Fifteen shelters and charity organizations got a little Christmas in the summer from Tikkun Ha-Ir of Milwaukee, a Jewish social action organization. The group, whose name means “repair of the city,” recently held its annual Glean Machine donation drive to help 15 shelters and charity organizations.
The organization gathered donations at a handful of synagogues during the weeks leading up to the event, and distributed them from Temple Menorah, 9363 N. 76th St.
Judy Baruch, executive director of Tikkun Ha-Ir, said that the group hosts the drive at the request of several shelters, which are overwhelmed with donations in December and January, but by the time summer comes find that their inventory is depleted.
“One of the things we feel very strongly about is that the Jewish community cares about the people who are struggling, and we are doing what we can to assist them and make life better,” Baruch said.
Baruch added that the shelters and agencies are happy to get the donations. Sometimes donors are equally excited to give things away.
“A couple years ago somebody came up with bags of children’s clothes and said, ‘My children are too old. I’m not going to have more. Please take them.’ And she was thrilled that we could take them.”
Baruch said that the name of the event is based on the Book of Ruth, which is read during the Jewish holiday of Shavuot.
“Ruth is gleaning in the fields and there is a law in the Torah that says that the owners of farms could not pick everything they planted,” Baruch said. “They need to leave the corners of the field unharvested, and then the poor go in and that’s how they get their food. It’s called gleaning, so we call this the Glean Machine.”
The Grand Avenue Club (GAC), 210 Michigan St., is one of the organizations that benefitted from the drive. The nonprofit helps individuals with mental illness to recover and reintegrate into society.

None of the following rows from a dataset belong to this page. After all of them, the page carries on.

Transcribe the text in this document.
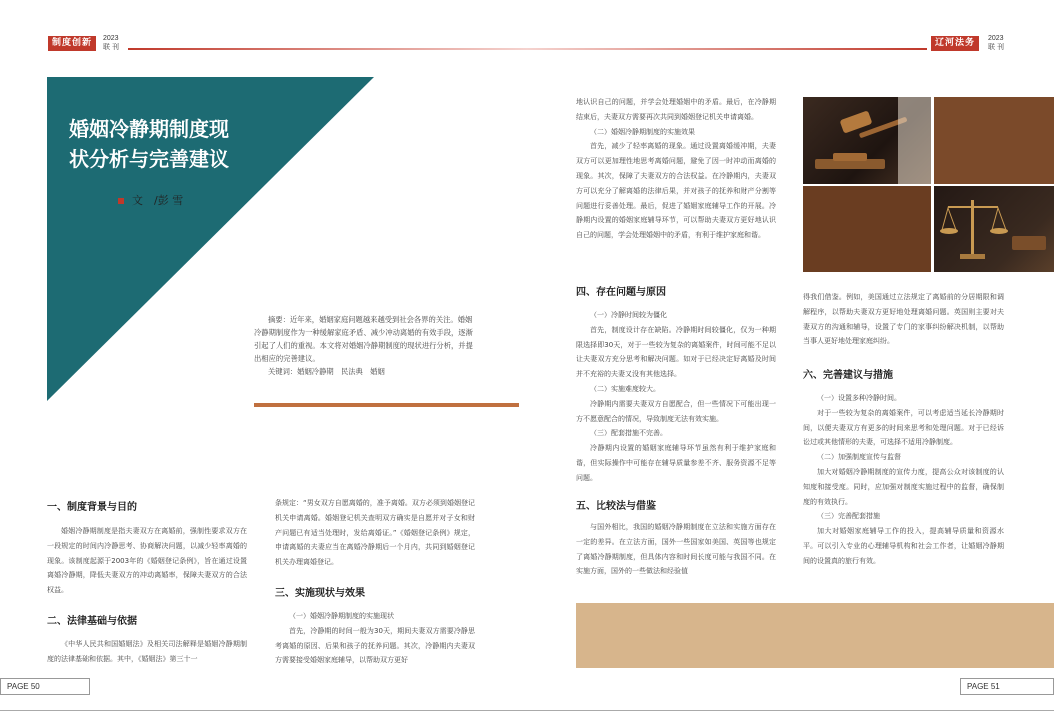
制度创新	2023
联 刊
婚姻冷静期制度现
状分析与完善建议
文　/彭 雪

摘要：近年来，婚姻家庭问题越来越受到社会各界的关注。婚姻冷静期制度作为一种缓解家庭矛盾、减少冲动离婚的有效手段，逐渐引起了人们的重视。本文将对婚姻冷静期制度的现状进行分析，并提出相应的完善建议。

关键词：婚姻冷静期　民法典　婚姻

一、制度背景与目的

婚姻冷静期制度是指夫妻双方在离婚前，强制性要求双方在一段规定的时间内冷静思考、协商解决问题，以减少轻率离婚的现象。该制度起源于2003年的《婚姻登记条例》，旨在通过设置离婚冷静期，降低夫妻双方的冲动离婚率，保障夫妻双方的合法权益。

二、法律基础与依据

《中华人民共和国婚姻法》及相关司法解释是婚姻冷静期制度的法律基础和依据。其中，《婚姻法》第三十一

条规定：“男女双方自愿离婚的，准予离婚。双方必须到婚姻登记机关申请离婚。婚姻登记机关查明双方确实是自愿并对子女和财产问题已有适当处理时，发给离婚证。”《婚姻登记条例》规定，申请离婚的夫妻应当在离婚冷静期后一个月内，共同到婚姻登记机关办理离婚登记。

三、实施现状与效果

（一）婚姻冷静期制度的实施现状

首先，冷静期的时间一般为30天，期间夫妻双方需要冷静思考离婚的原因、后果和孩子的抚养问题。其次，冷静期内夫妻双方需要接受婚姻家庭辅导，以帮助双方更好

PAGE 50
辽河法务	2023
联 刊

地认识自己的问题，并学会处理婚姻中的矛盾。最后，在冷静期结束后，夫妻双方需要再次共同到婚姻登记机关申请离婚。

（二）婚姻冷静期制度的实施效果

首先，减少了轻率离婚的现象。通过设置离婚缓冲期，夫妻双方可以更加理性地思考离婚问题，避免了因一时冲动而离婚的现象。其次，保障了夫妻双方的合法权益。在冷静期内，夫妻双方可以充分了解离婚的法律后果，并对孩子的抚养和财产分割等问题进行妥善处理。最后，促进了婚姻家庭辅导工作的开展。冷静期内设置的婚姻家庭辅导环节，可以帮助夫妻双方更好地认识自己的问题，学会处理婚姻中的矛盾，有利于维护家庭和谐。

四、存在问题与原因

（一）冷静时间较为僵化

首先，制度设计存在缺陷。冷静期时间较僵化，仅为一种期限选择即30天，对于一些较为复杂的离婚案件，时间可能不足以让夫妻双方充分思考和解决问题。如对于已经决定好离婚及时间并不充裕的夫妻又没有其他选择。

（二）实施难度较大。

冷静期内需要夫妻双方自愿配合，但一些情况下可能出现一方不愿意配合的情况，导致制度无法有效实施。

（三）配套措施不完善。

冷静期内设置的婚姻家庭辅导环节虽然有利于维护家庭和谐，但实际操作中可能存在辅导质量参差不齐、服务资源不足等问题。

五、比较法与借鉴

与国外相比，我国的婚姻冷静期制度在立法和实施方面存在一定的差异。在立法方面，国外一些国家如美国、英国等也规定了离婚冷静期制度，但具体内容和时间长度可能与我国不同。在实施方面，国外的一些做法和经验值

得我们借鉴。例如，美国通过立法规定了离婚前的分居期限和调解程序，以帮助夫妻双方更好地处理离婚问题。英国则主要对夫妻双方的沟通和辅导，设置了专门的家事纠纷解决机制，以帮助当事人更好地处理家庭纠纷。

六、完善建议与措施

（一）设置多种冷静时间。

对于一些较为复杂的离婚案件，可以考虑适当延长冷静期时间，以便夫妻双方有更多的时间来思考和处理问题。对于已经诉讼过或其他情形的夫妻，可选择不适用冷静制度。

（二）加强制度宣传与监督

加大对婚姻冷静期制度的宣传力度，提高公众对该制度的认知度和接受度。同时，应加强对制度实施过程中的监督，确保制度的有效执行。

（三）完善配套措施

加大对婚姻家庭辅导工作的投入，提高辅导质量和资源水平。可以引入专业的心理辅导机构和社会工作者，让婚姻冷静期间的设置真的旅行有效。

PAGE 51
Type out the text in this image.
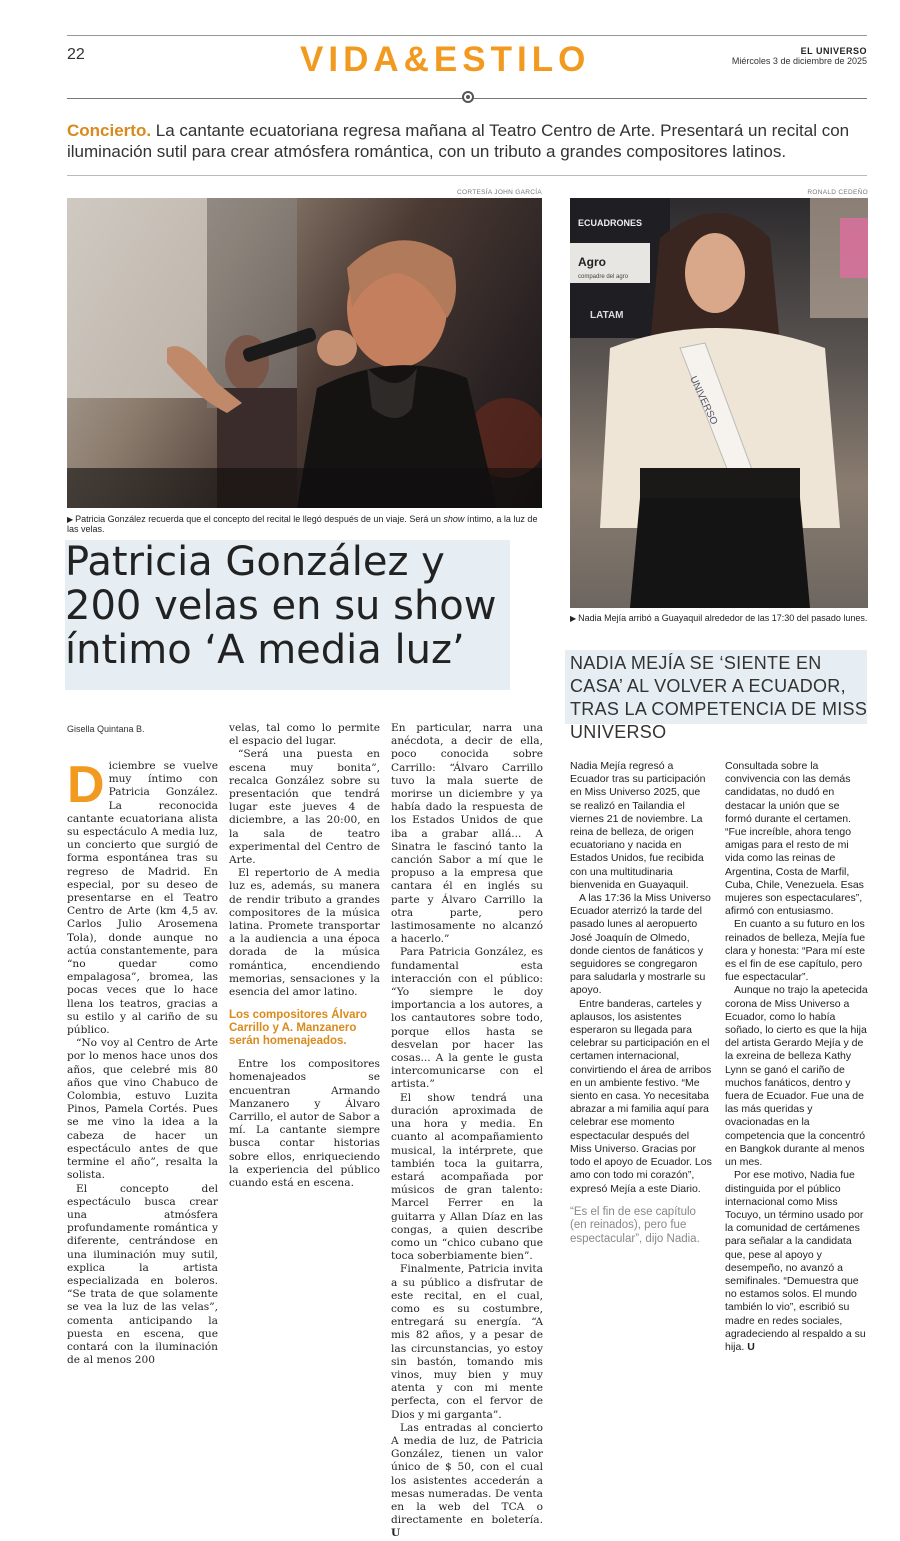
22	VIDA&ESTILO	EL UNIVERSO
Miércoles 3 de diciembre de 2025
Concierto. La cantante ecuatoriana regresa mañana al Teatro Centro de Arte. Presentará un recital con iluminación sutil para crear atmósfera romántica, con un tributo a grandes compositores latinos.
CORTESÍA JOHN GARCÍA
▶ Patricia González recuerda que el concepto del recital le llegó después de un viaje. Será un show íntimo, a la luz de las velas.
RONALD CEDEÑO
ECUADRONES
Agro
compadre del agro
LATAM
UNIVERSO
▶ Nadia Mejía arribó a Guayaquil alrededor de las 17:30 del pasado lunes.
Patricia González y 200 velas en su show íntimo ‘A media luz’
Gisella Quintana B.
NADIA MEJÍA SE ‘SIENTE EN CASA’ AL VOLVER A ECUADOR, TRAS LA COMPETENCIA DE MISS UNIVERSO

Diciembre se vuelve muy íntimo con Patricia González. La reconocida cantante ecuatoriana alista su espectáculo A media luz, un concierto que surgió de forma espontánea tras su regreso de Madrid. En especial, por su deseo de presentarse en el Teatro Centro de Arte (km 4,5 av. Carlos Julio Arosemena Tola), donde aunque no actúa constantemente, para “no quedar como empalagosa”, bromea, las pocas veces que lo hace llena los teatros, gracias a su estilo y al cariño de su público.

“No voy al Centro de Arte por lo menos hace unos dos años, que celebré mis 80 años que vino Chabuco de Colombia, estuvo Luzita Pinos, Pamela Cortés. Pues se me vino la idea a la cabeza de hacer un espectáculo antes de que termine el año”, resalta la solista.

El concepto del espectáculo busca crear una atmósfera profundamente romántica y diferente, centrándose en una iluminación muy sutil, explica la artista especializada en boleros. “Se trata de que solamente se vea la luz de las velas”, comenta anticipando la puesta en escena, que contará con la iluminación de al menos 200

velas, tal como lo permite el espacio del lugar.

“Será una puesta en escena muy bonita”, recalca González sobre su presentación que tendrá lugar este jueves 4 de diciembre, a las 20:00, en la sala de teatro experimental del Centro de Arte.

El repertorio de A media luz es, además, su manera de rendir tributo a grandes compositores de la música latina. Promete transportar a la audiencia a una época dorada de la música romántica, encendiendo memorias, sensaciones y la esencia del amor latino.

Los compositores Álvaro Carrillo y A. Manzanero serán homenajeados.

Entre los compositores homenajeados se encuentran Armando Manzanero y Álvaro Carrillo, el autor de Sabor a mí. La cantante siempre busca contar historias sobre ellos, enriqueciendo la experiencia del público cuando está en escena.

En particular, narra una anécdota, a decir de ella, poco conocida sobre Carrillo: “Álvaro Carrillo tuvo la mala suerte de morirse un diciembre y ya había dado la respuesta de los Estados Unidos de que iba a grabar allá... A Sinatra le fascinó tanto la canción Sabor a mí que le propuso a la empresa que cantara él en inglés su parte y Álvaro Carrillo la otra parte, pero lastimosamente no alcanzó a hacerlo.”

Para Patricia González, es fundamental esta interacción con el público: “Yo siempre le doy importancia a los autores, a los cantautores sobre todo, porque ellos hasta se desvelan por hacer las cosas... A la gente le gusta intercomunicarse con el artista.”

El show tendrá una duración aproximada de una hora y media. En cuanto al acompañamiento musical, la intérprete, que también toca la guitarra, estará acompañada por músicos de gran talento: Marcel Ferrer en la guitarra y Allan Díaz en las congas, a quien describe como un “chico cubano que toca soberbiamente bien”.

Finalmente, Patricia invita a su público a disfrutar de este recital, en el cual, como es su costumbre, entregará su energía. “A mis 82 años, y a pesar de las circunstancias, yo estoy sin bastón, tomando mis vinos, muy bien y muy atenta y con mi mente perfecta, con el fervor de Dios y mi garganta”.

Las entradas al concierto A media de luz, de Patricia González, tienen un valor único de $ 50, con el cual los asistentes accederán a mesas numeradas. De venta en la web del TCA o directamente en boletería. U

Nadia Mejía regresó a Ecuador tras su participación en Miss Universo 2025, que se realizó en Tailandia el viernes 21 de noviembre. La reina de belleza, de origen ecuatoriano y nacida en Estados Unidos, fue recibida con una multitudinaria bienvenida en Guayaquil.

A las 17:36 la Miss Universo Ecuador aterrizó la tarde del pasado lunes al aeropuerto José Joaquín de Olmedo, donde cientos de fanáticos y seguidores se congregaron para saludarla y mostrarle su apoyo.

Entre banderas, carteles y aplausos, los asistentes esperaron su llegada para celebrar su participación en el certamen internacional, convirtiendo el área de arribos en un ambiente festivo. “Me siento en casa. Yo necesitaba abrazar a mi familia aquí para celebrar ese momento espectacular después del Miss Universo. Gracias por todo el apoyo de Ecuador. Los amo con todo mi corazón”, expresó Mejía a este Diario.

“Es el fin de ese capítulo (en reinados), pero fue espectacular”, dijo Nadia.

Consultada sobre la convivencia con las demás candidatas, no dudó en destacar la unión que se formó durante el certamen. “Fue increíble, ahora tengo amigas para el resto de mi vida como las reinas de Argentina, Costa de Marfil, Cuba, Chile, Venezuela. Esas mujeres son espectaculares”, afirmó con entusiasmo.

En cuanto a su futuro en los reinados de belleza, Mejía fue clara y honesta: “Para mí este es el fin de ese capítulo, pero fue espectacular”.

Aunque no trajo la apetecida corona de Miss Universo a Ecuador, como lo había soñado, lo cierto es que la hija del artista Gerardo Mejía y de la exreina de belleza Kathy Lynn se ganó el cariño de muchos fanáticos, dentro y fuera de Ecuador. Fue una de las más queridas y ovacionadas en la competencia que la concentró en Bangkok durante al menos un mes.

Por ese motivo, Nadia fue distinguida por el público internacional como Miss Tocuyo, un término usado por la comunidad de certámenes para señalar a la candidata que, pese al apoyo y desempeño, no avanzó a semifinales. “Demuestra que no estamos solos. El mundo también lo vio”, escribió su madre en redes sociales, agradeciendo al respaldo a su hija. U
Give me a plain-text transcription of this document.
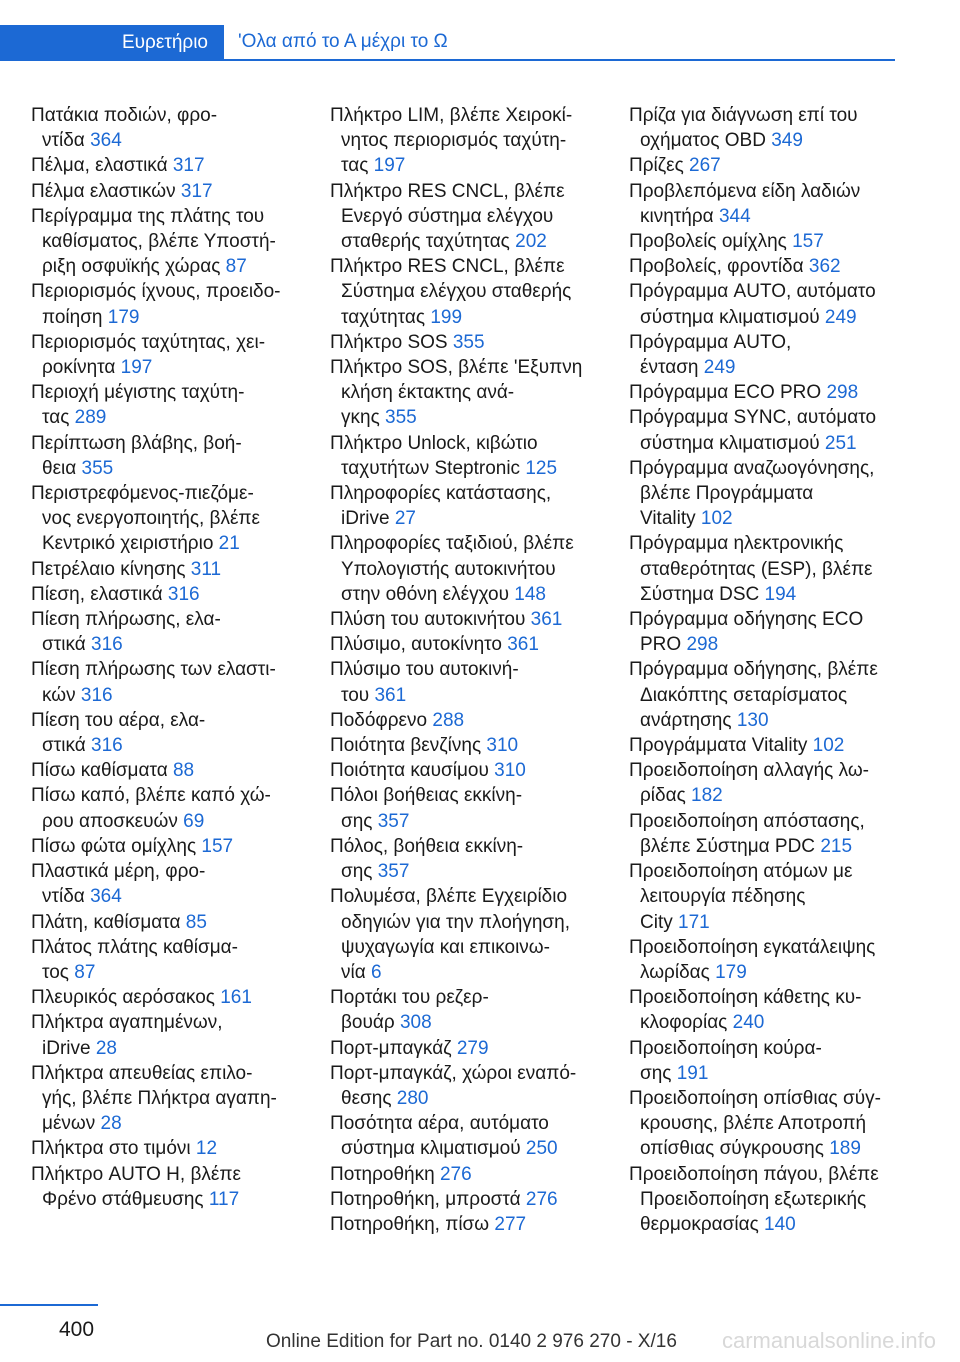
Ευρετήριο	'Ολα από το Α μέχρι το Ω
Πατάκια ποδιών, φρο‐
ντίδα 364
Πέλμα, ελαστικά 317
Πέλμα ελαστικών 317
Περίγραμμα της πλάτης του
καθίσματος, βλέπε Υποστή‐
ριξη οσφυϊκής χώρας 87
Περιορισμός ίχνους, προειδο‐
ποίηση 179
Περιορισμός ταχύτητας, χει‐
ροκίνητα 197
Περιοχή μέγιστης ταχύτη‐
τας 289
Περίπτωση βλάβης, βοή‐
θεια 355
Περιστρεφόμενος-πιεζόμε‐
νος ενεργοποιητής, βλέπε
Κεντρικό χειριστήριο 21
Πετρέλαιο κίνησης 311
Πίεση, ελαστικά 316
Πίεση πλήρωσης, ελα‐
στικά 316
Πίεση πλήρωσης των ελαστι‐
κών 316
Πίεση του αέρα, ελα‐
στικά 316
Πίσω καθίσματα 88
Πίσω καπό, βλέπε καπό χώ‐
ρου αποσκευών 69
Πίσω φώτα ομίχλης 157
Πλαστικά μέρη, φρο‐
ντίδα 364
Πλάτη, καθίσματα 85
Πλάτος πλάτης καθίσμα‐
τος 87
Πλευρικός αερόσακος 161
Πλήκτρα αγαπημένων,
iDrive 28
Πλήκτρα απευθείας επιλο‐
γής, βλέπε Πλήκτρα αγαπη‐
μένων 28
Πλήκτρα στο τιμόνι 12
Πλήκτρο AUTO H, βλέπε
Φρένο στάθμευσης 117
Πλήκτρο LIM, βλέπε Χειροκί‐
νητος περιορισμός ταχύτη‐
τας 197
Πλήκτρο RES CNCL, βλέπε
Ενεργό σύστημα ελέγχου
σταθερής ταχύτητας 202
Πλήκτρο RES CNCL, βλέπε
Σύστημα ελέγχου σταθερής
ταχύτητας 199
Πλήκτρο SOS 355
Πλήκτρο SOS, βλέπε 'Εξυπνη
κλήση έκτακτης ανά‐
γκης 355
Πλήκτρο Unlock, κιβώτιο
ταχυτήτων Steptronic 125
Πληροφορίες κατάστασης,
iDrive 27
Πληροφορίες ταξιδιού, βλέπε
Υπολογιστής αυτοκινήτου
στην οθόνη ελέγχου 148
Πλύση του αυτοκινήτου 361
Πλύσιμο, αυτοκίνητο 361
Πλύσιμο του αυτοκινή‐
του 361
Ποδόφρενο 288
Ποιότητα βενζίνης 310
Ποιότητα καυσίμου 310
Πόλοι βοήθειας εκκίνη‐
σης 357
Πόλος, βοήθεια εκκίνη‐
σης 357
Πολυμέσα, βλέπε Εγχειρίδιο
οδηγιών για την πλοήγηση,
ψυχαγωγία και επικοινω‐
νία 6
Πορτάκι του ρεζερ‐
βουάρ 308
Πορτ-μπαγκάζ 279
Πορτ-μπαγκάζ, χώροι εναπό‐
θεσης 280
Ποσότητα αέρα, αυτόματο
σύστημα κλιματισμού 250
Ποτηροθήκη 276
Ποτηροθήκη, μπροστά 276
Ποτηροθήκη, πίσω 277
Πρίζα για διάγνωση επί του
οχήματος OBD 349
Πρίζες 267
Προβλεπόμενα είδη λαδιών
κινητήρα 344
Προβολείς ομίχλης 157
Προβολείς, φροντίδα 362
Πρόγραμμα AUTO, αυτόματο
σύστημα κλιματισμού 249
Πρόγραμμα AUTO,
ένταση 249
Πρόγραμμα ECO PRO 298
Πρόγραμμα SYNC, αυτόματο
σύστημα κλιματισμού 251
Πρόγραμμα αναζωογόνησης,
βλέπε Προγράμματα
Vitality 102
Πρόγραμμα ηλεκτρονικής
σταθερότητας (ESP), βλέπε
Σύστημα DSC 194
Πρόγραμμα οδήγησης ECO
PRO 298
Πρόγραμμα οδήγησης, βλέπε
Διακόπτης σεταρίσματος
ανάρτησης 130
Προγράμματα Vitality 102
Προειδοποίηση αλλαγής λω‐
ρίδας 182
Προειδοποίηση απόστασης,
βλέπε Σύστημα PDC 215
Προειδοποίηση ατόμων με
λειτουργία πέδησης
City 171
Προειδοποίηση εγκατάλειψης
λωρίδας 179
Προειδοποίηση κάθετης κυ‐
κλοφορίας 240
Προειδοποίηση κούρα‐
σης 191
Προειδοποίηση οπίσθιας σύγ‐
κρουσης, βλέπε Αποτροπή
οπίσθιας σύγκρουσης 189
Προειδοποίηση πάγου, βλέπε
Προειδοποίηση εξωτερικής
θερμοκρασίας 140
400
Online Edition for Part no. 0140 2 976 270 - X/16 carmanualsonline.info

Pam Weisser, program director at the Grand Avenue Club, and Shelby Manuel, a volunteer there, planned on putting the donations to immediate use.
Manuel said that the group has a store in its clubhouse where it sells most of the donated items to members for less than a dollar. He added that members need the items and appreciate them.
“We keep things really affordable because 80 percent of our members are living under the poverty level,” Weiser said. “They value what they purchase and they take a lot of pride in purchasing things at really good prices, just like anyone does.”
Casa Marie Catholic Worker Community, 1131 21st St., also received bags of donated items. Casa Marie offers temporary emergency housing to women with children for up to 30 days.
Cullom Cahill, 24, who volunteers at Casa Marie, said that donations benefit the house and the women who are temporarily living there.
“We have a little corner at the front of the house (where) we put all the donations, and so every week the women who are staying there can go through them and take anything that they need,” Cahill said.